When to use: Examining multiple factors and their interactions

Advantages:
  • Examines main effects of each IV
  • Tests interaction effects
  • More efficient than separate studies
  • Reflects complexity of real world
Limitations:
  • Requires larger sample size
  • More complex analysis
  • Interactions can be difficult to interpret

4. Within-Subjects (Repeated Measures) Design

Same Participants

Same participants experience all conditions

Participants

Condition A

Measure DV

Condition B

Measure DV

Condition C

Measure DV

Compare

When to use: Comparing multiple treatments, tracking change over time

Example: Testing reaction time under no caffeine, moderate caffeine, and high caffeine conditions (same people tested in all three)

Counterbalancing

Use counterbalancing to control for order effects: Different participants experience conditions in different orders (ABC, BCA, CAB, etc.)

Advantages:
  • Fewer participants needed
  • Each person is their own control
  • More statistical power
  • Individual differences controlled
Limitations:
  • Order/practice effects possible
  • Carryover effects between conditions
  • Not suitable if treatment has lasting effects
  • Can be time-consuming for participants

Control Groups: Types and Functions

No-Treatment Control Group

Receives no intervention at all

Use when: Testing if any intervention is better than none

Placebo Control Group

Receives inactive treatment that mimics the real intervention

Use when: Controlling for expectation effects

Example: Sugar pill that looks like real medication

Attention Control Group

Receives equal attention/time but different content

Use when: Isolating the specific treatment effect from general attention

Example: Support group meetings without the specific therapeutic technique

Wait-List Control Group

Will receive treatment after study ends

Use when: Ethical concerns about withholding beneficial treatment

Example: Testing therapy effectiveness where denying treatment would be unethical

Laboratory vs. Field Experiments

Laboratory Experiments: Conducted in controlled settings (labs). High internal validity but may lack real-world applicability.

Field Experiments: Conducted in natural settings while maintaining experimental control. Better ecological validity but harder to control extraneous variables.

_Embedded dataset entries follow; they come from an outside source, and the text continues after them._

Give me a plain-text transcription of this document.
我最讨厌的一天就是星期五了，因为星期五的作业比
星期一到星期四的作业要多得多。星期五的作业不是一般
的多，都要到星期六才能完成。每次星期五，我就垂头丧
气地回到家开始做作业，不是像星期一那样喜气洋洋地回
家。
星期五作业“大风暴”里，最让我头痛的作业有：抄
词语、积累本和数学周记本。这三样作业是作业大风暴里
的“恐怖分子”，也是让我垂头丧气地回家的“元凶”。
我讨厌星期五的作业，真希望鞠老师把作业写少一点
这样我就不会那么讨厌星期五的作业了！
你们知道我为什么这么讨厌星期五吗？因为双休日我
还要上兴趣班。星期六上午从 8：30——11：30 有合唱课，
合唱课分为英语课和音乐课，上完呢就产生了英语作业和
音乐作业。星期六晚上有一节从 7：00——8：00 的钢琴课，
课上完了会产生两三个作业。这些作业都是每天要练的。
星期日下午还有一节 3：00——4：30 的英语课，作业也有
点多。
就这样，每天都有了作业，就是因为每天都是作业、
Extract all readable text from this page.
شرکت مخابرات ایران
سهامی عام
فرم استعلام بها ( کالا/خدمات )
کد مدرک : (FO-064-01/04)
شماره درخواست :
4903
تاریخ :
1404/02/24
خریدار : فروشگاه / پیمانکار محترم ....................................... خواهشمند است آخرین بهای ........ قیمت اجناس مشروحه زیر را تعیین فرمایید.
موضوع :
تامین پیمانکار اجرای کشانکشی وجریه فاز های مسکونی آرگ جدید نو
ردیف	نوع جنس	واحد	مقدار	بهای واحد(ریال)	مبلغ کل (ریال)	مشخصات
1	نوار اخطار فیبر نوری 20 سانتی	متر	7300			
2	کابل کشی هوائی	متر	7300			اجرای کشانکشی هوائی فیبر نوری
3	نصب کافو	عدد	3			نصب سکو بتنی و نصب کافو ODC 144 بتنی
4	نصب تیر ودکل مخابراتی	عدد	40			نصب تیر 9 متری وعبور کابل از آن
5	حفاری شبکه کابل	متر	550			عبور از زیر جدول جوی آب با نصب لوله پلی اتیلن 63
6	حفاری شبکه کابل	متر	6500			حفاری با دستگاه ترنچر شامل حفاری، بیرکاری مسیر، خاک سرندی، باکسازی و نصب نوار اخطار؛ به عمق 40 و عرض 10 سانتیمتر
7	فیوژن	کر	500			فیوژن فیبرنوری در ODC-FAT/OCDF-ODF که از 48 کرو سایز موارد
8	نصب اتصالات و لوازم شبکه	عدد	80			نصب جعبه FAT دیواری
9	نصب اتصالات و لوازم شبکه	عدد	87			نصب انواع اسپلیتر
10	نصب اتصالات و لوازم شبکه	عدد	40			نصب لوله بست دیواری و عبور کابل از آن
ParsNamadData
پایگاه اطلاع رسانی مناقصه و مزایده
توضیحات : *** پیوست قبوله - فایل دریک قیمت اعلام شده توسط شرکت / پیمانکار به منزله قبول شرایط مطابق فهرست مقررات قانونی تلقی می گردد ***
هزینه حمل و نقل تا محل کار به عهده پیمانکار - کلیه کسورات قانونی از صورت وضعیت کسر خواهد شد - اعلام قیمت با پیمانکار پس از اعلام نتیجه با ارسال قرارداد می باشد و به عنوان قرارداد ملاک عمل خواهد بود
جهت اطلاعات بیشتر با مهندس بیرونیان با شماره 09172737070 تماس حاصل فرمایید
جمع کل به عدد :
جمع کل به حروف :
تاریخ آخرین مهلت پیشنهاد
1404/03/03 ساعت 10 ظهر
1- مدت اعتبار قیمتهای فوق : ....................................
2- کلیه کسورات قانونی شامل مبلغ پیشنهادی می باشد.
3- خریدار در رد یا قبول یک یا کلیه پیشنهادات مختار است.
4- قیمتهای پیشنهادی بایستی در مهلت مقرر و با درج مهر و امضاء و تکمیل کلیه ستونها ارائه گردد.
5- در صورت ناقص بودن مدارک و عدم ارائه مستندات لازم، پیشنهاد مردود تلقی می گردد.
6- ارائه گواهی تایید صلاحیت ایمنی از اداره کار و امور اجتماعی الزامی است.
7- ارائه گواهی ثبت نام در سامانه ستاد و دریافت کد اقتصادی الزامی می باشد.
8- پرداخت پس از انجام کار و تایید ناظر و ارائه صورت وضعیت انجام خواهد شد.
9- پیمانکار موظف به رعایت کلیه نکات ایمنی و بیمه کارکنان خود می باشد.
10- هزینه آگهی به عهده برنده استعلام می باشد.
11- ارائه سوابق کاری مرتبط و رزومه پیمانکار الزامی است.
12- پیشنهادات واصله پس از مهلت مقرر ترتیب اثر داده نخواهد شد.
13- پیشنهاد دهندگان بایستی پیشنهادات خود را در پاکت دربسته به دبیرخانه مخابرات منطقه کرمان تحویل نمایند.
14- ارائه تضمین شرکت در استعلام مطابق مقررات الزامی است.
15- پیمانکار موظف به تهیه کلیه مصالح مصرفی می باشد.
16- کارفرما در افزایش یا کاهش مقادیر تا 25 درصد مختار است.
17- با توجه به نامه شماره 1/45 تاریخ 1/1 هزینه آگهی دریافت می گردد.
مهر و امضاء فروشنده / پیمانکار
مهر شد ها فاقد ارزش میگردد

Choose based on your priorities: internal validity vs. external validity.

Topic 3

Non-Experimental Designs

Non-experimental designs observe and measure variables without manipulation or random assignment. While they cannot establish causation, they're essential for studying phenomena that can't or shouldn't be manipulated, and they provide valuable descriptive and correlational insights.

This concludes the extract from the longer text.